While I don’t yet know you, I declare with great confidence that you will be someone who rebels. Even in your current state of innocence, your daily cries indicate an unwillingness to accept a world that doesn’t exactly conform to your wants and expectations. This proclivity to fight has a chance to be most productive, especially when your mental powers blossom and your frustrations can be directed at matters beyond lactose.
I warn you now, though, that as rebellion becomes increasingly intertwined with your identity – as it will in adolescence – it can turn downright counterproductive if you adopt the “rebel without a cause” posture. And make no mistake, many peers will turn toward RWC because it’s a seductive way to gain status. RWC is also foolishly simple to adopt: be anti-authority. Parents, school, teachers, priests, the system, the man, experts, and whatever else appears to be trusted is necessarily the opponent of RWC. Perhaps you already see the flaws in the philosophy, because while sure, OK, yea, authority need be challenged, one jams himself into an unnecessarily tight box when fully subscribed to a status quo where authority, by virtue solely of its authority, is always wrong. Still, no amount of illogic erases the aura of coolness awarded to outsiders (especially if that outsider has Jesusesque hair, a leather jacket, and ripped jeans), and thus RWC uptake persists – you wouldn’t be crazy to give it a try.
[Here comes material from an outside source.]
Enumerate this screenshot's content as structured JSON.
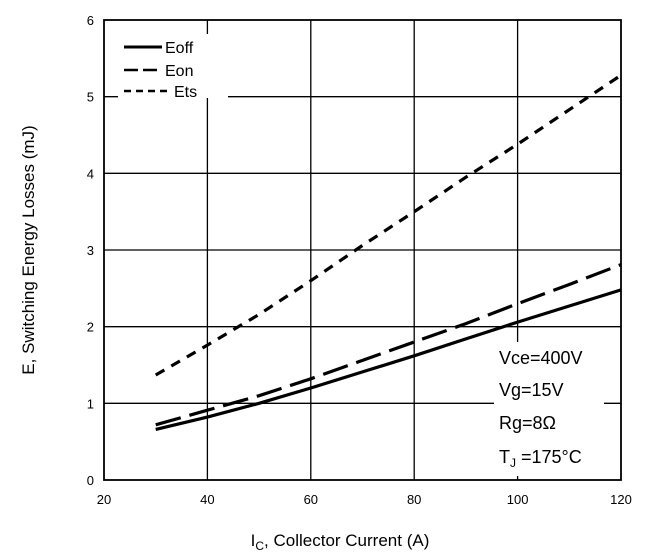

Or maybe instead adopt the rebel path I believe is fundamentally superior to RWC. Instead of anti- being the guiding principle, truth is. That is to say you want to get it right, not be right, and that the surest path to fully understanding the complexities and nuances of any given issue is to fearlessly challenge everything, all while knowing that what you are being told may, indeed, be perfectly correct. In practice, the truth-seeker can seem like RWC. Twenty kids in a classroom all nod their heads in agreement, but, no, not you. Never you. You go 1 vs. 20 + the teacher and sniff out any loopholes, contradictions, and weak assumptions. This requires tremendous skill and self-confidence, attributes a careful observer will appreciate distinguishes you from RWC. As your abilities increase, you’ll notice that this rigorous probing reliably gains something, that there is always a question that reveals more, that large swaths of the population are regurgitating lines and truly have no idea what the hell they are talking about, and that, vitally, truth-seeking doesn’t require you to reach an alternate conclusion, but rather bestows a level of complete understanding that leaves you smarter, more empathetic, more creative, and way more interesting. So yea, you’ll gain prestige similar to RWC adherents, AND you’ll obtain a superior grasp of reality.
There was a time when I worked at a gas station. At that time, “energy drinks” (which will hopefully be extinct by the time you read this) were en vogue. My employer, being a pragmatic capitalist, decided to get in on the gold rush and undercut the prevailing price point with a knock-off version of the high-margin brand name product. Better still, the knock-off version was tastier to 7 out of 10 consumers. Better better still, as an employee of this gas station, I received a hefty discount on all merchandise. So, I did what seemed not-all-that-novel and sold the knock-offs to my football teammates at a price that allowed me to capitalize on the spread created by my employee discount (a.k.a. I profited off my friends). As unreliable as our memories may be, I remember having zero qualms about this. Your father, on the other hand, had maximal qualms once he discovered the scheme. Not only did I genuinely think he was wrong, but I also enjoyed arguing for the sake of arguing, which cast me dangerously close to RWC and the never-admit-defeat attitude it engenders. You should want your mind changed, because you should want to inch closer to truth. That’s hard to appreciate – just look at a country being run by people who never admit the other side may have even a sliver of a point – and I doubt that I did in any real sense during high school.
Your father lives by an ideal that one’s role in friendship is to always be there doing all you can to love, help, and support (never profit, obviously). For as busy as he may be, he’ll drop it all if you call him in need. Many people speak a similar noble ethos, but I’ve found few who actually live by it. After first rebelling against your father’s friendship ethic, he helped me appreciate the error in my ways, and I now try to be one of those elite few adhering to a higher standard in relationships.
So when you fight with your parents just try to remember that it is possible they may be right. In fact, given their collective wisdom, they will offer valuable lessons, I’d venture to guess, a large percentage of the time. Combine this inherited “wisdom” edge with a pure aim on truth and I think you’re set up quite nicely for an extraordinary life. Welcome!